Left to right: Jeremy Corbyn, Yvette Cooper, Liz Kendall and Andy Burnham. Credit: PA

Remember, Jeremy Corbyn only scraped onto the ballot paper.

He only just pulled together the names of the 35 MPs he needed to secure his place.

He was there - said many of them - to ensure Labour 'had the debate' about which direction it should turn - although they were quite clear the direction was not sharply leftwards.

But on the day the ballot closes, you will struggle to find a Labour MP who doesn't think their left wing colleague from Islington North will be the new leader.

When I met him today he seemed, as he has for much of this campaign, very comfortable in his own skin and very calm about the likely task ahead.

Jeremy Corbyn only scraped onto the ballot paper for the election. Credit: ITV News

He is enthused by the support he has received among Labour campaigners even as he acknowledges that a similar level of support simply doesn't exist in the parliamentary party.

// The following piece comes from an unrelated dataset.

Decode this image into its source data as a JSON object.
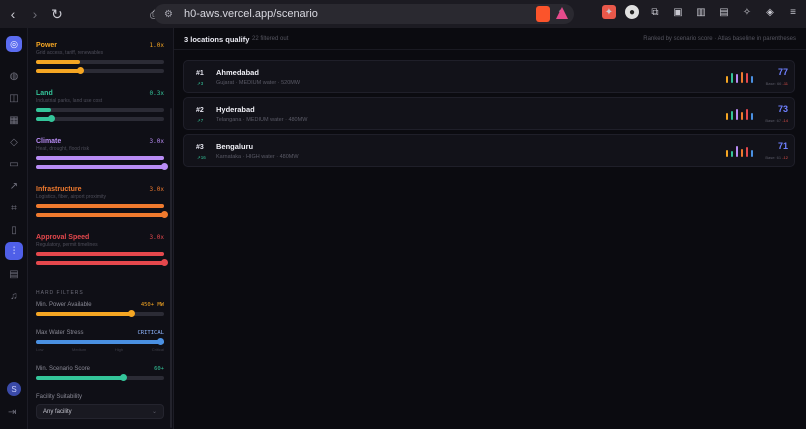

In fact, ITV News understands only 16 of the 35 MPs who put him on the ballot, have actually voted for him (that 16 number of course includes Mr Corbyn himself).

He warns MPs that they should be "very well aware of the huge political movement out there" and they will have to work well together if he is elected leader.

The MPs "are important" but they are 'not the entirety of the Labour Party, he says, adding there 'has to be a coming together'.

Some Labour MPs will read that as a threat.

Those on the right of the party have already spoken of "alarming messages" about facing possible deselection from their constituents who support Mr Corbyn as leader.

Mr Corbyn told us that he wants to work with his MPs but will his MPs want to work with him?

And if they don't, will Jeremy Corbyn be able to stay as leader all the way to the 2020 election?